Serba-Serbi Soal Virgin Atlantic, Merek Dagang Milik Sir Richard Branson yang Mendunia!

Richard Brenson dan Awak Virgin. Sumber: sbs.com.au

Siapa sih yang tidak kenal maskapai Virgin Atlantic? Ya, merk dagang besotan Sir Richard Brenson ini namanya memang sudah melanglang buana di seluruh penjuru dunia, tidak hanya di sektor aviasi saja. Besarnya nama Virgin Group yang merupakan induk perusahaan dari Virgin Atlantic, memaksa pihak maskapai untuk memberikan layanan prima di setiap penerbangannya. Salah satu yang menonjol adalah pembagian eskrim dan kopi bagi penumpang di kelas ekonomi rute tertentu. Ya, biasanya panganan gratis semacam ini hanya tersedia bagi penumpang kelas premium.

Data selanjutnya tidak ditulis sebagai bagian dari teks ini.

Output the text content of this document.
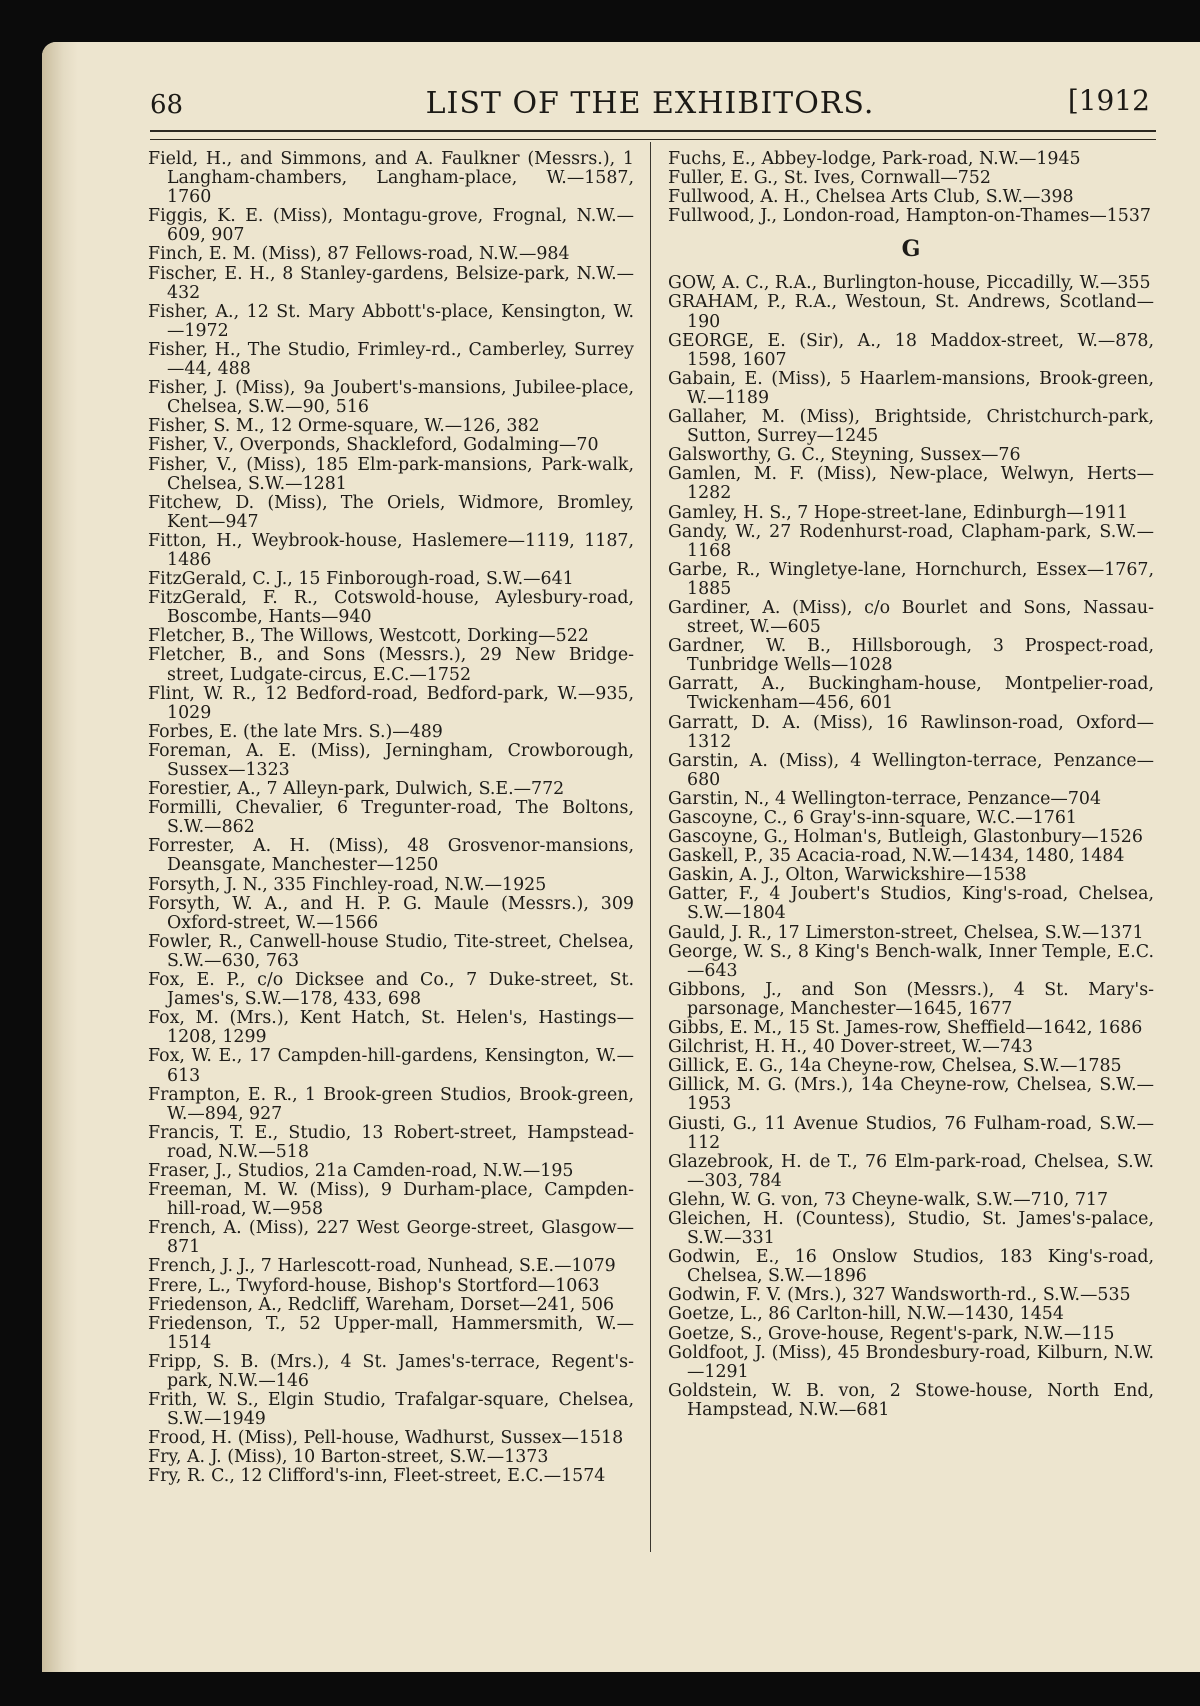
68	LIST OF THE EXHIBITORS.	[1912
Field, H., and Simmons, and A. Faulkner (Messrs.), 1 Langham-chambers, Langham-place, W.—1587, 1760
Figgis, K. E. (Miss), Montagu-grove, Frognal, N.W.—609, 907
Finch, E. M. (Miss), 87 Fellows-road, N.W.—984
Fischer, E. H., 8 Stanley-gardens, Belsize-park, N.W.—432
Fisher, A., 12 St. Mary Abbott's-place, Kensington, W.—1972
Fisher, H., The Studio, Frimley-rd., Camberley, Surrey—44, 488
Fisher, J. (Miss), 9a Joubert's-mansions, Jubilee-place, Chelsea, S.W.—90, 516
Fisher, S. M., 12 Orme-square, W.—126, 382
Fisher, V., Overponds, Shackleford, Godalming—70
Fisher, V., (Miss), 185 Elm-park-mansions, Park-walk, Chelsea, S.W.—1281
Fitchew, D. (Miss), The Oriels, Widmore, Bromley, Kent—947
Fitton, H., Weybrook-house, Haslemere—1119, 1187, 1486
FitzGerald, C. J., 15 Finborough-road, S.W.—641
FitzGerald, F. R., Cotswold-house, Aylesbury-road, Boscombe, Hants—940
Fletcher, B., The Willows, Westcott, Dorking—522
Fletcher, B., and Sons (Messrs.), 29 New Bridge-street, Ludgate-circus, E.C.—1752
Flint, W. R., 12 Bedford-road, Bedford-park, W.—935, 1029
Forbes, E. (the late Mrs. S.)—489
Foreman, A. E. (Miss), Jerningham, Crowborough, Sussex—1323
Forestier, A., 7 Alleyn-park, Dulwich, S.E.—772
Formilli, Chevalier, 6 Tregunter-road, The Boltons, S.W.—862
Forrester, A. H. (Miss), 48 Grosvenor-mansions, Deansgate, Manchester—1250
Forsyth, J. N., 335 Finchley-road, N.W.—1925
Forsyth, W. A., and H. P. G. Maule (Messrs.), 309 Oxford-street, W.—1566
Fowler, R., Canwell-house Studio, Tite-street, Chelsea, S.W.—630, 763
Fox, E. P., c/o Dicksee and Co., 7 Duke-street, St. James's, S.W.—178, 433, 698
Fox, M. (Mrs.), Kent Hatch, St. Helen's, Hastings—1208, 1299
Fox, W. E., 17 Campden-hill-gardens, Kensington, W.—613
Frampton, E. R., 1 Brook-green Studios, Brook-green, W.—894, 927
Francis, T. E., Studio, 13 Robert-street, Hampstead-road, N.W.—518
Fraser, J., Studios, 21a Camden-road, N.W.—195
Freeman, M. W. (Miss), 9 Durham-place, Campden-hill-road, W.—958
French, A. (Miss), 227 West George-street, Glasgow—871
French, J. J., 7 Harlescott-road, Nunhead, S.E.—1079
Frere, L., Twyford-house, Bishop's Stortford—1063
Friedenson, A., Redcliff, Wareham, Dorset—241, 506
Friedenson, T., 52 Upper-mall, Hammersmith, W.—1514
Fripp, S. B. (Mrs.), 4 St. James's-terrace, Regent's-park, N.W.—146
Frith, W. S., Elgin Studio, Trafalgar-square, Chelsea, S.W.—1949
Frood, H. (Miss), Pell-house, Wadhurst, Sussex—1518
Fry, A. J. (Miss), 10 Barton-street, S.W.—1373
Fry, R. C., 12 Clifford's-inn, Fleet-street, E.C.—1574
Fuchs, E., Abbey-lodge, Park-road, N.W.—1945
Fuller, E. G., St. Ives, Cornwall—752
Fullwood, A. H., Chelsea Arts Club, S.W.—398
Fullwood, J., London-road, Hampton-on-Thames—1537
G
GOW, A. C., R.A., Burlington-house, Piccadilly, W.—355
GRAHAM, P., R.A., Westoun, St. Andrews, Scotland—190
GEORGE, E. (Sir), A., 18 Maddox-street, W.—878, 1598, 1607
Gabain, E. (Miss), 5 Haarlem-mansions, Brook-green, W.—1189
Gallaher, M. (Miss), Brightside, Christchurch-park, Sutton, Surrey—1245
Galsworthy, G. C., Steyning, Sussex—76
Gamlen, M. F. (Miss), New-place, Welwyn, Herts—1282
Gamley, H. S., 7 Hope-street-lane, Edinburgh—1911
Gandy, W., 27 Rodenhurst-road, Clapham-park, S.W.—1168
Garbe, R., Wingletye-lane, Hornchurch, Essex—1767, 1885
Gardiner, A. (Miss), c/o Bourlet and Sons, Nassau-street, W.—605
Gardner, W. B., Hillsborough, 3 Prospect-road, Tunbridge Wells—1028
Garratt, A., Buckingham-house, Montpelier-road, Twickenham—456, 601
Garratt, D. A. (Miss), 16 Rawlinson-road, Oxford—1312
Garstin, A. (Miss), 4 Wellington-terrace, Penzance—680
Garstin, N., 4 Wellington-terrace, Penzance—704
Gascoyne, C., 6 Gray's-inn-square, W.C.—1761
Gascoyne, G., Holman's, Butleigh, Glastonbury—1526
Gaskell, P., 35 Acacia-road, N.W.—1434, 1480, 1484
Gaskin, A. J., Olton, Warwickshire—1538
Gatter, F., 4 Joubert's Studios, King's-road, Chelsea, S.W.—1804
Gauld, J. R., 17 Limerston-street, Chelsea, S.W.—1371
George, W. S., 8 King's Bench-walk, Inner Temple, E.C.—643
Gibbons, J., and Son (Messrs.), 4 St. Mary's-parsonage, Manchester—1645, 1677
Gibbs, E. M., 15 St. James-row, Sheffield—1642, 1686
Gilchrist, H. H., 40 Dover-street, W.—743
Gillick, E. G., 14a Cheyne-row, Chelsea, S.W.—1785
Gillick, M. G. (Mrs.), 14a Cheyne-row, Chelsea, S.W.—1953
Giusti, G., 11 Avenue Studios, 76 Fulham-road, S.W.—112
Glazebrook, H. de T., 76 Elm-park-road, Chelsea, S.W.—303, 784
Glehn, W. G. von, 73 Cheyne-walk, S.W.—710, 717
Gleichen, H. (Countess), Studio, St. James's-palace, S.W.—331
Godwin, E., 16 Onslow Studios, 183 King's-road, Chelsea, S.W.—1896
Godwin, F. V. (Mrs.), 327 Wandsworth-rd., S.W.—535
Goetze, L., 86 Carlton-hill, N.W.—1430, 1454
Goetze, S., Grove-house, Regent's-park, N.W.—115
Goldfoot, J. (Miss), 45 Brondesbury-road, Kilburn, N.W.—1291
Goldstein, W. B. von, 2 Stowe-house, North End, Hampstead, N.W.—681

Baca Juga: Fakta Unik! Penerbangan Perdana British Airways Ternyata Hanya Membawa Satu Penumpang

Wah, kira-kira fakta unik apalagi ya yang terselip di balik nama besar Virgin Atlantic? Berikut KabarPenumpang.com rangkumkan fakta-fakta tersebut, dikutip dari laman gotravelyourway.com.

Tidak Bergabung Pada Aliansi Penerbangan Manapun
Berbeda dengan Garuda Indonesia yang tergabung ke dalam aliansi penerbangan Skyteam, Cathay Pacific dengan Oneworld, atau Lufthansa dengan Star Alliance-nya, Virgin Atlantic lebih memilih untuk tidak bergabung dengan aliansi penerbangan mana pun. Pihak Virgin Atlantic lebih condong menggunakan metode individual codeshare agreements dengan pihak maskapai lain.

Mengoperasikan Penerbangan Transatlantik dari Lebih Banyak Kota di Inggris Daripada British Airways
Jika British Airways mengoperasikan penerbangan transatlantiknya dari hub Bandara Internasional Gatwick dan Bandara Internasional Heathrow, maka Virgin Atlantic memiliki hub tambahan yaitu di Bandara Internasional Manchester. Belum lagi pengoperasian berbagai rute point-to-point musiman dari kota-kota kecil di seluruh penjuru Australia. Tentu saja hal ini akan semakin mendongkrak pendapatan dari Virgin Atlantic.

Salah Satu Operator Terakhir dari Airbus A340-600
Kerap kali dideru masalah teknis, dan berkembangnya stigma tentang ukuran pesawat yang terlalu besar, beban pesawat yang terlalu berat ketika taxi, hingga penggunaan bahan bakar yang tidak efisien membuat sejumlah maskapai enggan menggunakan jasa A340-600 ini lagi. Sebenarnya, pihak Virgin pun merasakan hal yang sama, namun karena satu dua alasan, akhirnya pihak maskapai harus menunggu hingga bisa sepenuhnya ‘meremajakan’ armada Airbus A340-600.

Baca Juga: Ini Fakta yang Mungkin Belum Anda Ketahui dari Delta Airlines

Punya Cabang!
Ya, seperti yang sudah disebutkan di atas, merk dagang Virgin ini sudah mendunia. Wajar jika Anda menemukan nama Virgin di tempat lain. Sebut saja salah satu maskapai asal Australia dengan nama Virgin Australia, di Nigeria dengan nama Virgin Nigeria Airways (berganti nama menjadi Nigerian Eagle Airways pada tahun 2009), dan Virgin America di Negeri Paman Sam.